The GSA emphasizes education and outreach, while BeLonGTo emphasizes the creation of a space for people belonging to the LGBTQ+ community. Isaiah Smith, a sophomore from Great Bend and Vice President of GSA, said that that mission is one of the things that attracted him to the club. “I think my goal is when I leave Bethel, I want to make it a more inclusive and safe and accepting place for LGBTQ+ members. [The] GSA is a great way for me to do that.”
“I think my goal is when I leave Bethel, I want to make it a more inclusive and safe and accepting place for LGBTQ plus members. [The] GSA is a great way for me to do that.”
Isaiah Smith
Buller emphasized the importance of groups that speak awareness and information about minority and marginalized groups. “A lot of the hate you see in the world comes from a lack of knowledge,” she said. “GSA’s goal is to combat that lack of knowledge.”

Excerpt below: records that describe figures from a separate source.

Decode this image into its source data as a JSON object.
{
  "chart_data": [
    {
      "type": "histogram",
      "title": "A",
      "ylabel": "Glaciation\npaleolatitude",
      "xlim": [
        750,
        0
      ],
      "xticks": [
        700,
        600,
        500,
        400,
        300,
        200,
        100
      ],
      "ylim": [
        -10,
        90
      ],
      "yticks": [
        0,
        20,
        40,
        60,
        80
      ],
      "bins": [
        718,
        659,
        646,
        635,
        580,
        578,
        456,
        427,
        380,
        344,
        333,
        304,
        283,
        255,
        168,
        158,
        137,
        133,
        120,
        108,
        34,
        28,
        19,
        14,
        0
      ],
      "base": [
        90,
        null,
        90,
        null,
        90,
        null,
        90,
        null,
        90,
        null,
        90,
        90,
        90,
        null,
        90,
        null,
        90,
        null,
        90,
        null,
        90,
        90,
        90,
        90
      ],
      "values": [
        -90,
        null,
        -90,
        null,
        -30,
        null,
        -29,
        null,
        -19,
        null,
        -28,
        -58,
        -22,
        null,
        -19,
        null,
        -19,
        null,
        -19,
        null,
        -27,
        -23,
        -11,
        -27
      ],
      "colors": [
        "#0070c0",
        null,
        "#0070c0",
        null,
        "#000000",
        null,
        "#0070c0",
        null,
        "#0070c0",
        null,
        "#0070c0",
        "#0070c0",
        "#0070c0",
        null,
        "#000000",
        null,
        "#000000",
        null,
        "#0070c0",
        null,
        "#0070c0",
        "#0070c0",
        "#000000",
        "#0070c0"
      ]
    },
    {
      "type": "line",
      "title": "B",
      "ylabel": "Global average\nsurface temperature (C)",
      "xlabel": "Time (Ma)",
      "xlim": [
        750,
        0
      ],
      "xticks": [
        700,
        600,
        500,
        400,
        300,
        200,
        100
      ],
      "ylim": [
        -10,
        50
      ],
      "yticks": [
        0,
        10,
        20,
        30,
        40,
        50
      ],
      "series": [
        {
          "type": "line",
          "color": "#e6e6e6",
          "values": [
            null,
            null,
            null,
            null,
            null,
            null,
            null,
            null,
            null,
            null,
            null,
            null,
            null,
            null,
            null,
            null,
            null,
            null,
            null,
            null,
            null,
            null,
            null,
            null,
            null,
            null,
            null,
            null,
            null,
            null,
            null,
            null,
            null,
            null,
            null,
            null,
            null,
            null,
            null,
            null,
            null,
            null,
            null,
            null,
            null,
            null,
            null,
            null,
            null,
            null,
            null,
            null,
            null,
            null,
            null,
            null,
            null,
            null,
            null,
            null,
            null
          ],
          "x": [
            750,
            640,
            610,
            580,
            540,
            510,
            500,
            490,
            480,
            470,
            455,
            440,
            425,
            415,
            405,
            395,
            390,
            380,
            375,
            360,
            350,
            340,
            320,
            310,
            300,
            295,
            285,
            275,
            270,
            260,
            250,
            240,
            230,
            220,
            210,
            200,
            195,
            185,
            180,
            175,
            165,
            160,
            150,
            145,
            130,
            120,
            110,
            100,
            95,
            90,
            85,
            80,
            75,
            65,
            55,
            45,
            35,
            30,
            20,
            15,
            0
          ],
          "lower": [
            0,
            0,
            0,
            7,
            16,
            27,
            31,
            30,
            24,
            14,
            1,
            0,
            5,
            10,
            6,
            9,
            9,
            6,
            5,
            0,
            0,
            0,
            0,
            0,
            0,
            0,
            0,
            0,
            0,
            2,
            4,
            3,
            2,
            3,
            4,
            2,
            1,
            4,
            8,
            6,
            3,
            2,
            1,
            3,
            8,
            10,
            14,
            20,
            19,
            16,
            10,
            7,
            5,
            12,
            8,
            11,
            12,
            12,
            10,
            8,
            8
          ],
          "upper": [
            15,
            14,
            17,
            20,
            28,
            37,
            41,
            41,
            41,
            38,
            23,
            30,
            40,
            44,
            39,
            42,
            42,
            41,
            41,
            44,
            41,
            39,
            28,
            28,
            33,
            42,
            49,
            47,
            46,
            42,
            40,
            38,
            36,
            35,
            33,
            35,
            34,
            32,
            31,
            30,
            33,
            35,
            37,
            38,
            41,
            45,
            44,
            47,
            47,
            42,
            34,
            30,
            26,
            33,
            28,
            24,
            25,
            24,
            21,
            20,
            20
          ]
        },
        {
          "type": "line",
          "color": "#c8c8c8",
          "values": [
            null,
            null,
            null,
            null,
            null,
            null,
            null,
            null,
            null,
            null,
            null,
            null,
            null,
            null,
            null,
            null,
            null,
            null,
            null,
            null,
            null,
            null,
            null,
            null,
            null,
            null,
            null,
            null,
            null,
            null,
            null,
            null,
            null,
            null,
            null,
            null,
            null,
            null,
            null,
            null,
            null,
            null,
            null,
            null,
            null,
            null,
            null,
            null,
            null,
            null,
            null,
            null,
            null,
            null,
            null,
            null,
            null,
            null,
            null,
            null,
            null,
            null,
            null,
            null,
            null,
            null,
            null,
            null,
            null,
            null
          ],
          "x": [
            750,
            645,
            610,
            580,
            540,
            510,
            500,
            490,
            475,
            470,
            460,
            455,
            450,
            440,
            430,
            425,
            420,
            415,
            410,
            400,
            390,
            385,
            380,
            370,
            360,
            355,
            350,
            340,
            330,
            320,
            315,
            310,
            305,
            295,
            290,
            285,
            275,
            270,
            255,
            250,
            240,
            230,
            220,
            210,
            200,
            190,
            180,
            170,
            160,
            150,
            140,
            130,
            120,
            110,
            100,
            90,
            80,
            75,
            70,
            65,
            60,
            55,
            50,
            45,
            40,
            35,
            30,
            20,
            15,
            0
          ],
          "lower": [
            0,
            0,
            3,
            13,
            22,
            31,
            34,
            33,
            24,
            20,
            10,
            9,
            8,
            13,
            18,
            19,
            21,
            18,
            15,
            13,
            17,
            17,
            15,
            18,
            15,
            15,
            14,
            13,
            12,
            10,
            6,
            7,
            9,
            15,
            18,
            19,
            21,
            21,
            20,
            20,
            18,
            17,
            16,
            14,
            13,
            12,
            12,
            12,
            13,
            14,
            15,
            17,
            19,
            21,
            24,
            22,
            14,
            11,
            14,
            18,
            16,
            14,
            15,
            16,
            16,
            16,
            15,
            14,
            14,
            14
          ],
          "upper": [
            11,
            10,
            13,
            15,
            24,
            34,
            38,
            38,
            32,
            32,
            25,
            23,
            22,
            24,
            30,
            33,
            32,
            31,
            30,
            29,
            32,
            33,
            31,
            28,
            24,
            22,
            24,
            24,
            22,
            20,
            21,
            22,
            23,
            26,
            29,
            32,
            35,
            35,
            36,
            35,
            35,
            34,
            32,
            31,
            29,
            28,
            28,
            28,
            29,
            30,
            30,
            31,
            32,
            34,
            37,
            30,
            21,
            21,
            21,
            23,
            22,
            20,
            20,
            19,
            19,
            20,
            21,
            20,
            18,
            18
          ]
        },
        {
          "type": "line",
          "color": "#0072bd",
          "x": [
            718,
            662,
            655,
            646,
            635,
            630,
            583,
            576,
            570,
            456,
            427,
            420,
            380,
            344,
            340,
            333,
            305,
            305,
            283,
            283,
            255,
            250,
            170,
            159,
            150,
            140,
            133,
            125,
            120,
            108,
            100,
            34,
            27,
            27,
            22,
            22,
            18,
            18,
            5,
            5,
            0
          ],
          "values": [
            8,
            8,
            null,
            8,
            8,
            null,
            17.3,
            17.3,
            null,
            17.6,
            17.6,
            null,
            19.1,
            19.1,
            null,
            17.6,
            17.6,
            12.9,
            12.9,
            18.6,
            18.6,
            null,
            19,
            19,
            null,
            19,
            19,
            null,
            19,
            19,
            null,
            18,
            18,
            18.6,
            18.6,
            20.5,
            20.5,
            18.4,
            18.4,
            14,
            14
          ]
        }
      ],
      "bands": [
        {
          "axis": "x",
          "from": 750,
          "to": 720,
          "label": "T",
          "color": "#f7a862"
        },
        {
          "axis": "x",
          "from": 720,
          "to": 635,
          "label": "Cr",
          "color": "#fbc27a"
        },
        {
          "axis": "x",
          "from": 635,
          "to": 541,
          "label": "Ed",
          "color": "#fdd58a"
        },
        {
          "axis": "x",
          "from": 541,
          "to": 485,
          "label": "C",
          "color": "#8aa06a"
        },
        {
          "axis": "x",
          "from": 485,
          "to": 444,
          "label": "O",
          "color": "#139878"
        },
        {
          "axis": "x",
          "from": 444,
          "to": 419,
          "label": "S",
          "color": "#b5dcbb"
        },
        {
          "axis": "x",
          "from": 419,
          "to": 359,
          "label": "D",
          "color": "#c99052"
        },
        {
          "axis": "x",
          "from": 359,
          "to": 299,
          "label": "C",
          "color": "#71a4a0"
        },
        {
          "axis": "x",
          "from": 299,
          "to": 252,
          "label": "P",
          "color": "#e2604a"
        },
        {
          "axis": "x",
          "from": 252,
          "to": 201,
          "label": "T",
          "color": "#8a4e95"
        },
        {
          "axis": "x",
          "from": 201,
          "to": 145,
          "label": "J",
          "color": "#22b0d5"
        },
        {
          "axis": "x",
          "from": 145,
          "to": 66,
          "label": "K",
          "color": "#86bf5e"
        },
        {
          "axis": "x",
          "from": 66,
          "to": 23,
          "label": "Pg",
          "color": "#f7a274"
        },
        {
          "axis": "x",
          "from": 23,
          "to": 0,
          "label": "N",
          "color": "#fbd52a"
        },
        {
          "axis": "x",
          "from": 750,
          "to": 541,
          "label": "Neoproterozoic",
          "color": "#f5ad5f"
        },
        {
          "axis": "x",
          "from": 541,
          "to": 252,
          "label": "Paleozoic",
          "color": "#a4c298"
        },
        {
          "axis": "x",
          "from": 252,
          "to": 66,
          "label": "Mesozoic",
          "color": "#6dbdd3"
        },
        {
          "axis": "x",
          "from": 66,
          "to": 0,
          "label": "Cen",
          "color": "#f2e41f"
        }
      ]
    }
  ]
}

Smith reflected on the success of the GSA, despite it being a new club with limited resources. “It’s kind of cool to see a very small club being able to come out of nowhere and do lots of events. … We’ve been able to give resources, educate people, give out stickers, pride flags, and pronoun pins, and actually see people use them. … It’s reassuring that we’re doing the right thing.”
Buller shared similarly: “[The] GSA had a budget of $400 last semester, and we put on 10 events. … We definitely learned to do a lot with very little.”
Even though the GSA and BeLonGTo only recently split into two clubs, there are plans to potentially recombine the two. In a Feb. 29 email sent out by Buller, she announced that BeLonGTo and GSA would be combining into a completely new club called the Bethel College Pride Alliance Council.
Although the plan to combine the clubs is made, it still depends on approval by the Student Government Association (SGA). If the SGA approves the move, leadership and meetings of the two organizations will merge.
Honomichl explained some of the rationale behind the decision, saying, “It kind of felt like we were spreading ourselves too thin. … Plus, BeLonGTo and GSA do a lot of the same activities. A lot of the time we were doing events together. So, we feel like it would be best to combine into one central club.”
Regardless of the name of the club, Buller summed up their goal well, saying, “It doesn’t matter how you identify, what you look like, or who you are. We want to make sure that everybody has a right to feel accepted and welcomed in this community.”